Psychologist Deanne Jade, founder of the National Centre for Eating Disorders, says the emergence of treatments such as ear rejuvenation has merely created one more area for women to worry about.
‘If a body part starts attracting this kind of attention, then we start scrutinising it anxiously, and it can then appear “worse” than it is. It then becomes a “problem” for which a solution has to be found.’
Fleur Kinally, a 55-year-old former nurse from Guildford, Surrey, doesn’t regret having her earlobes treated. After years of wearing earrings, her lobes had drooped to the extent that studs and drops no longer sat at the correct angle.
But she didn’t want to give up wearing her beloved diamond earrings which her husband, Gerry, gave her eight years ago.
‘I’d been wearing earrings 15 hours a day, seven days a week for years. Putting them on is part of my daily ritual and I do feel undressed if I’m not wearing them.’
Just before Christmas, Fleur had dermal filler injected into each lobe. Now they have plumped up enough to hold the earrings in a much better position.
‘Before, the pull of a heavier earring was quite painful after a few hours,’ she explains. ‘Since the treatment, the pulling sensation isn’t there. Now I can wear them pain-free for an evening.’
As women tend to wear more jewellery as they get older — in part as a display of status — we are likely to notice our lobes much more, according to psychologist Deanne Jade. She says: ‘If we wear earrings for beautification or as a statement of wealth, we can end up looking at our ears every day.’
However Dr Taylor-Barnes, of The Real You Clinic in Richmond, Surrey, says one consolation is that earlobes, once plumped up, don’t need regular top-ups, unlike, say, the lips.
This is because the earlobes do not contain any muscle — which produces an enzyme called hyaluronidase which over time breaks down filler.

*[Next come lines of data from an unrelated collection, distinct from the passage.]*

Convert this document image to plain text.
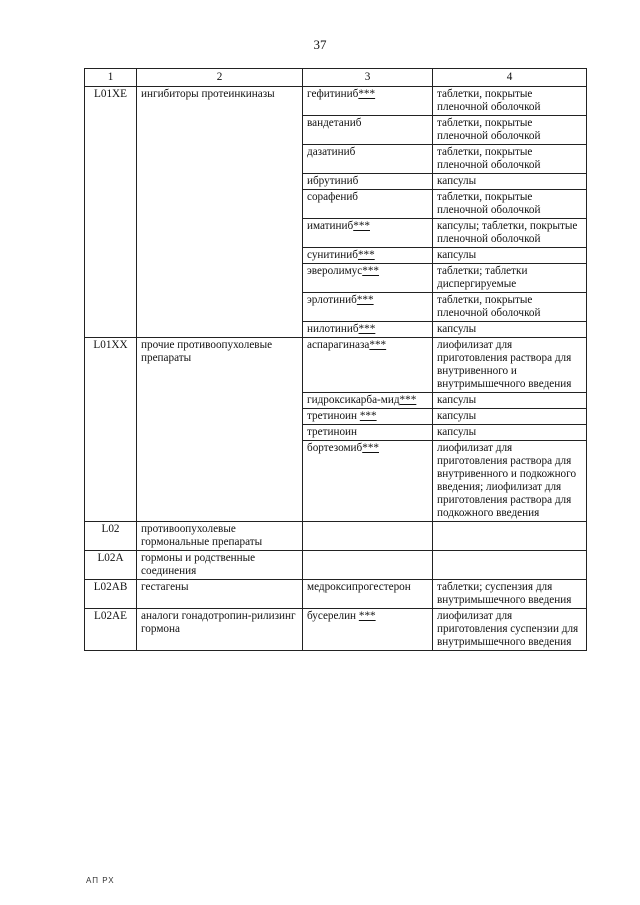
37
1	2	3	4
L01XE	ингибиторы протеинкиназы	гефитиниб***	таблетки, покрытые пленочной оболочкой
		вандетаниб	таблетки, покрытые пленочной оболочкой
		дазатиниб	таблетки, покрытые пленочной оболочкой
		ибрутиниб	капсулы
		сорафениб	таблетки, покрытые пленочной оболочкой
		иматиниб***	капсулы; таблетки, покрытые пленочной оболочкой
		сунитиниб***	капсулы
		эверолимус***	таблетки; таблетки диспергируемые
		эрлотиниб***	таблетки, покрытые пленочной оболочкой
		нилотиниб***	капсулы
L01XX	прочие противоопухолевые препараты	аспарагиназа***	лиофилизат для приготовления раствора для внутривенного и внутримышечного введения
		гидроксикарба-мид***	капсулы
		третиноин ***	капсулы
		третиноин	капсулы
		бортезомиб***	лиофилизат для приготовления раствора для внутривенного и подкожного введения; лиофилизат для приготовления раствора для подкожного введения
L02	противоопухолевые гормональные препараты		
L02A	гормоны и родственные соединения		
L02AB	гестагены	медроксипрогестерон	таблетки; суспензия для внутримышечного введения
L02AE	аналоги гонадотропин-рилизинг гормона	бусерелин ***	лиофилизат для приготовления суспензии для внутримышечного введения
АП РХ
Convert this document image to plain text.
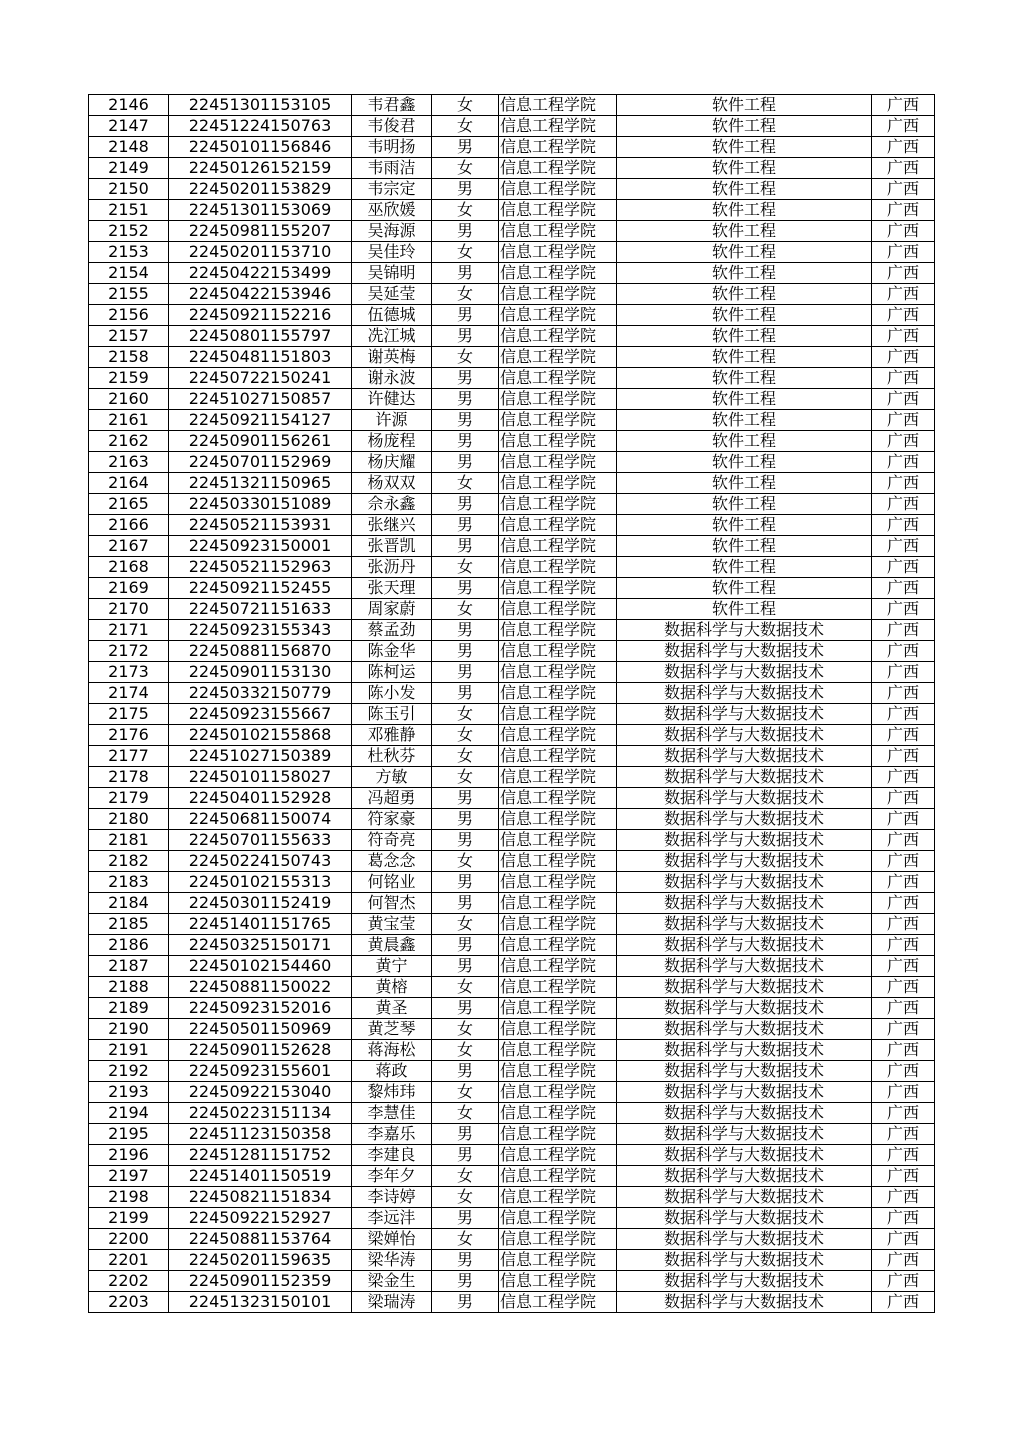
2146	22451301153105	韦君鑫	女	信息工程学院	软件工程	广西
2147	22451224150763	韦俊君	女	信息工程学院	软件工程	广西
2148	22450101156846	韦明扬	男	信息工程学院	软件工程	广西
2149	22450126152159	韦雨洁	女	信息工程学院	软件工程	广西
2150	22450201153829	韦宗定	男	信息工程学院	软件工程	广西
2151	22451301153069	巫欣媛	女	信息工程学院	软件工程	广西
2152	22450981155207	吴海源	男	信息工程学院	软件工程	广西
2153	22450201153710	吴佳玲	女	信息工程学院	软件工程	广西
2154	22450422153499	吴锦明	男	信息工程学院	软件工程	广西
2155	22450422153946	吴延莹	女	信息工程学院	软件工程	广西
2156	22450921152216	伍德城	男	信息工程学院	软件工程	广西
2157	22450801155797	冼江城	男	信息工程学院	软件工程	广西
2158	22450481151803	谢英梅	女	信息工程学院	软件工程	广西
2159	22450722150241	谢永波	男	信息工程学院	软件工程	广西
2160	22451027150857	许健达	男	信息工程学院	软件工程	广西
2161	22450921154127	许源	男	信息工程学院	软件工程	广西
2162	22450901156261	杨庞程	男	信息工程学院	软件工程	广西
2163	22450701152969	杨庆耀	男	信息工程学院	软件工程	广西
2164	22451321150965	杨双双	女	信息工程学院	软件工程	广西
2165	22450330151089	佘永鑫	男	信息工程学院	软件工程	广西
2166	22450521153931	张继兴	男	信息工程学院	软件工程	广西
2167	22450923150001	张晋凯	男	信息工程学院	软件工程	广西
2168	22450521152963	张沥丹	女	信息工程学院	软件工程	广西
2169	22450921152455	张天理	男	信息工程学院	软件工程	广西
2170	22450721151633	周家蔚	女	信息工程学院	软件工程	广西
2171	22450923155343	蔡孟劲	男	信息工程学院	数据科学与大数据技术	广西
2172	22450881156870	陈金华	男	信息工程学院	数据科学与大数据技术	广西
2173	22450901153130	陈柯运	男	信息工程学院	数据科学与大数据技术	广西
2174	22450332150779	陈小发	男	信息工程学院	数据科学与大数据技术	广西
2175	22450923155667	陈玉引	女	信息工程学院	数据科学与大数据技术	广西
2176	22450102155868	邓雅静	女	信息工程学院	数据科学与大数据技术	广西
2177	22451027150389	杜秋芬	女	信息工程学院	数据科学与大数据技术	广西
2178	22450101158027	方敏	女	信息工程学院	数据科学与大数据技术	广西
2179	22450401152928	冯超勇	男	信息工程学院	数据科学与大数据技术	广西
2180	22450681150074	符家豪	男	信息工程学院	数据科学与大数据技术	广西
2181	22450701155633	符奇亮	男	信息工程学院	数据科学与大数据技术	广西
2182	22450224150743	葛念念	女	信息工程学院	数据科学与大数据技术	广西
2183	22450102155313	何铭业	男	信息工程学院	数据科学与大数据技术	广西
2184	22450301152419	何智杰	男	信息工程学院	数据科学与大数据技术	广西
2185	22451401151765	黄宝莹	女	信息工程学院	数据科学与大数据技术	广西
2186	22450325150171	黄晨鑫	男	信息工程学院	数据科学与大数据技术	广西
2187	22450102154460	黄宁	男	信息工程学院	数据科学与大数据技术	广西
2188	22450881150022	黄榕	女	信息工程学院	数据科学与大数据技术	广西
2189	22450923152016	黄圣	男	信息工程学院	数据科学与大数据技术	广西
2190	22450501150969	黄芝琴	女	信息工程学院	数据科学与大数据技术	广西
2191	22450901152628	蒋海松	女	信息工程学院	数据科学与大数据技术	广西
2192	22450923155601	蒋政	男	信息工程学院	数据科学与大数据技术	广西
2193	22450922153040	黎炜玮	女	信息工程学院	数据科学与大数据技术	广西
2194	22450223151134	李慧佳	女	信息工程学院	数据科学与大数据技术	广西
2195	22451123150358	李嘉乐	男	信息工程学院	数据科学与大数据技术	广西
2196	22451281151752	李建良	男	信息工程学院	数据科学与大数据技术	广西
2197	22451401150519	李年夕	女	信息工程学院	数据科学与大数据技术	广西
2198	22450821151834	李诗婷	女	信息工程学院	数据科学与大数据技术	广西
2199	22450922152927	李远沣	男	信息工程学院	数据科学与大数据技术	广西
2200	22450881153764	梁婵怡	女	信息工程学院	数据科学与大数据技术	广西
2201	22450201159635	梁华涛	男	信息工程学院	数据科学与大数据技术	广西
2202	22450901152359	梁金生	男	信息工程学院	数据科学与大数据技术	广西
2203	22451323150101	梁瑞涛	男	信息工程学院	数据科学与大数据技术	广西
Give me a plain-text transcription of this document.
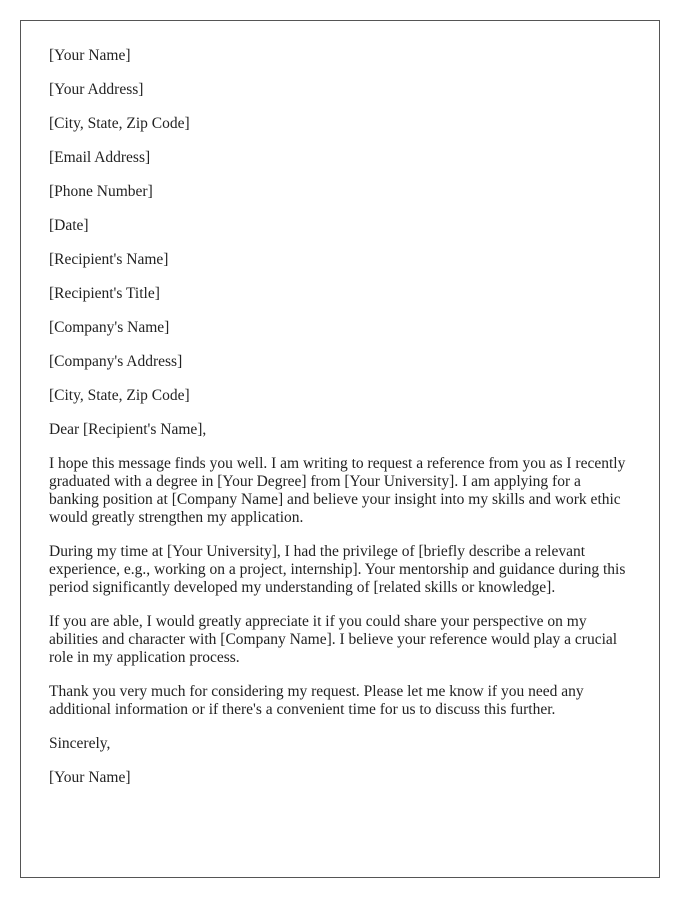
[Your Name]
[Your Address]
[City, State, Zip Code]
[Email Address]
[Phone Number]
[Date]
[Recipient's Name]
[Recipient's Title]
[Company's Name]
[Company's Address]
[City, State, Zip Code]
Dear [Recipient's Name],

I hope this message finds you well. I am writing to request a reference from you as I recently graduated with a degree in [Your Degree] from [Your University]. I am applying for a banking position at [Company Name] and believe your insight into my skills and work ethic would greatly strengthen my application.

During my time at [Your University], I had the privilege of [briefly describe a relevant experience, e.g., working on a project, internship]. Your mentorship and guidance during this period significantly developed my understanding of [related skills or knowledge].

If you are able, I would greatly appreciate it if you could share your perspective on my abilities and character with [Company Name]. I believe your reference would play a crucial role in my application process.

Thank you very much for considering my request. Please let me know if you need any additional information or if there's a convenient time for us to discuss this further.

Sincerely,
[Your Name]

Dr Taylor-Barnes says: ‘When muscle contracts (as in the lips), it agitates the area and there is a secretion of the hyaluronidase enzyme which effectively breaks down the hyaluronic acid.’
For Susan, undergoing an ‘eartox’ was a small tweak which made a big difference to her confidence. Although she was told to wait for three to four days after the treatment, she couldn’t resist putting on her pearl earrings just for a few hours to show off her new look at a Christmas party.
She was also thrilled to get a new pair of dangly earrings from her husband Michael to celebrate her rejuvenated earlobes.
‘If anyone is looking at my ears now, I know it’s because of the earrings, not because my lobes are letting me down.’